Dabei schließt sich das Gebäude nicht feindlich nach außen ab. Es ist offen und durchlässig. Überall geht der Blick durch die vielen Fensterflächen oder der Weg durch die zahlreichen Türen leicht von innen nach außen und umgekehrt von außen nach innen, Ausdruck von Transparenz und Bewegung. Alle Räume stehen in enger Beziehung zur äußeren Umgebung, durch die Terrassen und Blumenbeete bzw. die Balkone vor den Klassenwohnungen wird immer auch ein Stück Natur Teil des Raumes. 

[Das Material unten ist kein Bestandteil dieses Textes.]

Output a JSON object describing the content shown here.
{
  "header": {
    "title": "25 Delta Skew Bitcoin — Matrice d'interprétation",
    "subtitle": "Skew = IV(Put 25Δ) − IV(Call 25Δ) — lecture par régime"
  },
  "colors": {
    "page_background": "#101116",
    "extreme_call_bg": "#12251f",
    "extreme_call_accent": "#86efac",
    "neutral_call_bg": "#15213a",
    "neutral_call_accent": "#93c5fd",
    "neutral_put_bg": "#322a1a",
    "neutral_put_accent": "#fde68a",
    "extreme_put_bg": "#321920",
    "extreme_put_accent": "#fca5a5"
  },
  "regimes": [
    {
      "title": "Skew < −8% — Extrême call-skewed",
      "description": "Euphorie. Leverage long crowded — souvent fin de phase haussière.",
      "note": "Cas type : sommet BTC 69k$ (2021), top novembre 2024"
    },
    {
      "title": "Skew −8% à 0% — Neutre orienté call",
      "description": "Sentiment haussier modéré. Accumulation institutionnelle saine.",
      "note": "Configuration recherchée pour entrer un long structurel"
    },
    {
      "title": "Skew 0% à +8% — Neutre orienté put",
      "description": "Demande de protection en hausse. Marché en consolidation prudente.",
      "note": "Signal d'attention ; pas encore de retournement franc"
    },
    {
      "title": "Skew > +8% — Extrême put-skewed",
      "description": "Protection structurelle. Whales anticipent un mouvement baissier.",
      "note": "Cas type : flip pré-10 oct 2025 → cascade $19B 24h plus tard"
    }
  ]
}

Scharouns auch in unserer Schule sichtbare Bauphilosophie hat ihre Wurzeln in den zwanziger Jahren dieses Jahrhunderts, in der Zeit des Übergangs, des Umbruchs von den autoritären Strukturen des Kaiserreichs zu den demokratischen Vorstellungen und Lebensformen der Weimarer Republik. Diese Veränderungen kamen besonders deutlich in der Kunst und der Architektur zum Ausdruck. Viele dieser Vorstellungen und Ideen konnten aufgrund der nationalsozialistischen Gewaltherrschaft erst nach dem Ende des zweiten Weltkrieges, also erst nach 1945, wieder aufgegriffen und verwirklicht werden. Die Architektur Scharouns ist ein Zeugnis davon.